There was a board covered with articles on ex-pupils and their achievements in the outside world since graduating: scientists, businessmen, teachers, professors, senior positions in Scottish government, one Member of Parliament.
There was also one board covered with Obituaries of former pupils from their years. Fiona had found this a little morbid, but also very sad. It was constantly surrounded by groups of people chatting and pointing at the pictures.
There were also tears from some who were surprised and shocked to find that an old friend was no longer with them and wouldn’t be coming this evening.
Outside the school in the carpark, McKenzie had summoned a quick meeting of his team and the three members of the armed support team. As requested, apart from one, the rest were in civvies. Wishart had thought long and hard about whether there should be any detectable police presence there that evening, but had in the end decided – after talking with the organisers – that they didn’t want to alarm anyone unduly. They had agreed a compromise: one visible armed police officer, sitting outside the school in a police car belonging to the armed response team. He was still there, looking ominous, and not welcome at that point in this impromptu meeting.
His presence there was mentioned at the start of the evening in the opening address from the stage in the hall, and had been excused as a necessary precaution for all public meetings taking place in Edinburgh at that time, due to the heightened state of security alert as a result of the Queen’s state visit.
Everyone had bought it and seemed unconcerned. However, if the serial killer was amongst them, it was hoped that the armed presence would be a strong deterrent.
“So, has anyone got anything? Any leads? Any thoughts?” he asked the team.
To any passer-by, McKenzie knew they would appear just like a bunch of friends having a drink and smoke outside in the fresh air. They wouldn’t warrant a second glance.
No one had anything. Yet.
“Everyone’s talking about the video, but as you would expect, no one is aware of who it is or that there was a second death as well. So far, it’s an unfortunate suicide. Possibly a school pupil who chose the day to make a statement to everyone attending h
ere tonight. Or possibly just a coincidence.” Wishart said.
“Okay, but keep digging. Try to find out casually if anyone had any thoughts about the best or worst teachers in 1993. Or before. Or even after. Any thoughts about Blake or Weir. Or even McRae would be good. Positives or negatives. Grudges, misdemeanours, anything that makes them stand out. And if so, any other names that could be connected with them.”
McKenzie knew he was preaching to the converted, and eggs and sucking came to mind, so with no new thoughts coming forward, he was about to dismiss them, when Lynch spoke.
“I was speaking with McLeish just before I left home tonight. We’re both still really bothered about something. Not only how did the killer get the body into the school, but how did the killer get them to the school. And the cross. You can’t just turn up outside the school in a car, offload two people, and a cross, and not raise any suspicions from passers-by. And even before you get the victims to the school, how do you stop others seeing them in the car?”
“A blacked-out car, or a van?” Anderson suggested.
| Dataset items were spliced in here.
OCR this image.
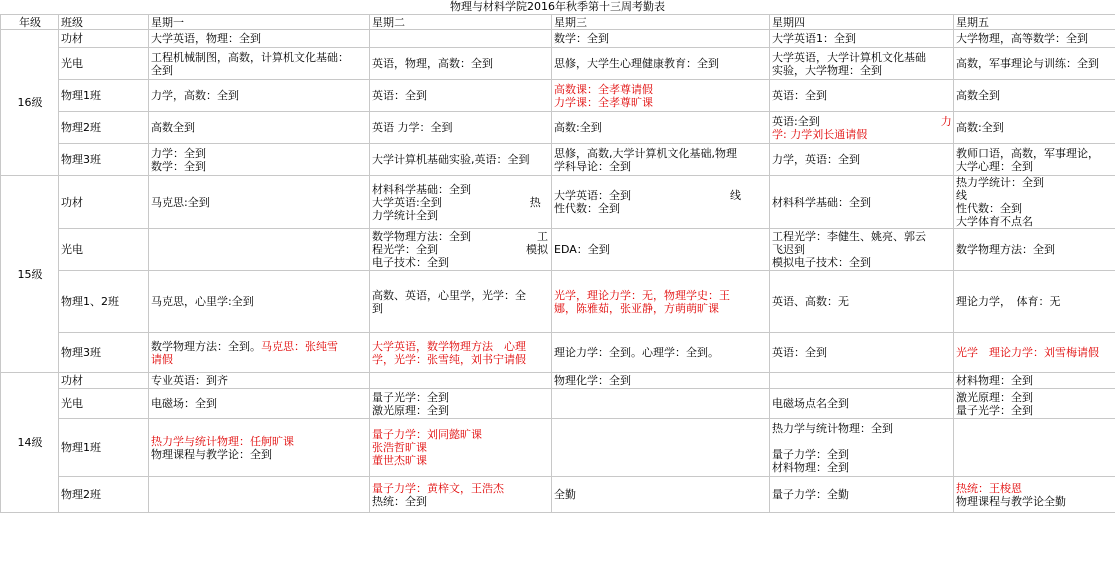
物理与材料学院2016年秋季第十三周考勤表
年级	班级	星期一	星期二	星期三	星期四	星期五
16级	功材	大学英语，物理：全到		数学：全到	大学英语1：全到	大学物理，高等数学：全到
	光电	工程机械制图，高数，计算机文化基础：
全到	英语，物理，高数：全到	思修，大学生心理健康教育：全到	大学英语，大学计算机文化基础
实验，大学物理：全到	高数，军事理论与训练：全到
	物理1班	力学，高数：全到	英语：全到	高数课：全孝尊请假
力学课：全孝尊旷课	英语：全到	高数全到
	物理2班	高数全到	英语 力学：全到	高数:全到	英语:全到 　　　　　　　　　　　力
学: 力学刘长通请假	高数:全到
	物理3班	力学：全到
数学：全到	大学计算机基础实验,英语：全到	思修，高数,大学计算机文化基础,物理
学科导论：全到	力学，英语：全到	教师口语，高数，军事理论，
大学心理：全到
15级	功材	马克思:全到	材料科学基础：全到
大学英语:全到　　　　　　　　热
力学统计全到	大学英语：全到　　　　　　　　　线
性代数：全到	材料科学基础：全到	热力学统计：全到　　　　　　线
性代数：全到
大学体育不点名
	光电		数学物理方法：全到　　　　　　工
程光学：全到　　　　　　　　模拟
电子技术：全到	EDA：全到	工程光学：李健生、姚亮、郭云
飞迟到
模拟电子技术：全到	数学物理方法：全到
	物理1、2班	马克思，心里学:全到	高数、英语，心里学，光学：全
到	光学，理论力学：无，物理学史：王
娜，陈雅茹，张亚静，方萌萌旷课	英语、高数：无	理论力学，　体育：无
	物理3班	数学物理方法：全到。马克思：张纯雪
请假	大学英语，数学物理方法　心理
学，光学：张雪纯，刘书宁请假	理论力学：全到。心理学：全到。	英语：全到	光学　理论力学：刘雪梅请假
14级	功材	专业英语：到齐		物理化学：全到		材料物理：全到
	光电	电磁场：全到	量子光学：全到
激光原理：全到		电磁场点名全到	激光原理：全到
量子光学：全到
	物理1班	热力学与统计物理：任舸旷课
物理课程与教学论：全到	量子力学：刘同懿旷课
张浩哲旷课
董世杰旷课		热力学与统计物理：全到

量子力学：全到
材料物理：全到	
	物理2班		量子力学：黄梓文，王浩杰
热统：全到	全勤	量子力学：全勤	热统：王梭恩
物理课程与教学论全勤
“Yep, something like that. And when did the killer bring them? At the same time, or one at a time?”
McKenzie nodded. He’d been thinking about this already.
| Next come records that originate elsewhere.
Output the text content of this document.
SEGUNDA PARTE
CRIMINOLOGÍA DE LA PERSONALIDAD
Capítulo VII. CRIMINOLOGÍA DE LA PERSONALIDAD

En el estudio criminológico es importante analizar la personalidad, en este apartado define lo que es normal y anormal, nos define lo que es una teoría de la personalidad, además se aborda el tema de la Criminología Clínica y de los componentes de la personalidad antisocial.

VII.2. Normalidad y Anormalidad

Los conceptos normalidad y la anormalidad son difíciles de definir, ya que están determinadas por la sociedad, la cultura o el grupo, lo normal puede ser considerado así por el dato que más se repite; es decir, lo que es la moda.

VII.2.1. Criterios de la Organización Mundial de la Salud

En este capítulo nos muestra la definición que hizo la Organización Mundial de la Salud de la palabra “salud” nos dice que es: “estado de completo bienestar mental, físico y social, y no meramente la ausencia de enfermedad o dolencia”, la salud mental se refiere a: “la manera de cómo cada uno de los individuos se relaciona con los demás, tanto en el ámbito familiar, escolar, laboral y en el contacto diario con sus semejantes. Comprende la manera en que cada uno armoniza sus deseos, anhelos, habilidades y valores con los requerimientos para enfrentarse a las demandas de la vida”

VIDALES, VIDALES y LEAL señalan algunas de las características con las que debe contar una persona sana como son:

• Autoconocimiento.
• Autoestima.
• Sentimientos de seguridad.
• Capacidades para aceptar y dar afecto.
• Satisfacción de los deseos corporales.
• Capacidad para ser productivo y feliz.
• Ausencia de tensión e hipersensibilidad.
“Great thoughts. I’ve already got Dean looking at CCTV feeds. I’ll ask him to expand his search to vans or large cars acting suspiciously or caught repetitively in the neighbourhood of the school. The question is when should he look at? What time frame? Until we can narrow down a timeframe it’s probably too much to ask for. At the moment it’s only Dean, and he’s focussing on the area around Weir’s flat in Leith. This is madness. We need more people on this.”
Everyone nodded.
“Okay, point noted. Something we need to progress further. For now, everyone get back in there. Mingle. Listen. Discover. Got it?”
He was just about to clap his hands together, but thought better of it. Instead he smiled at them all.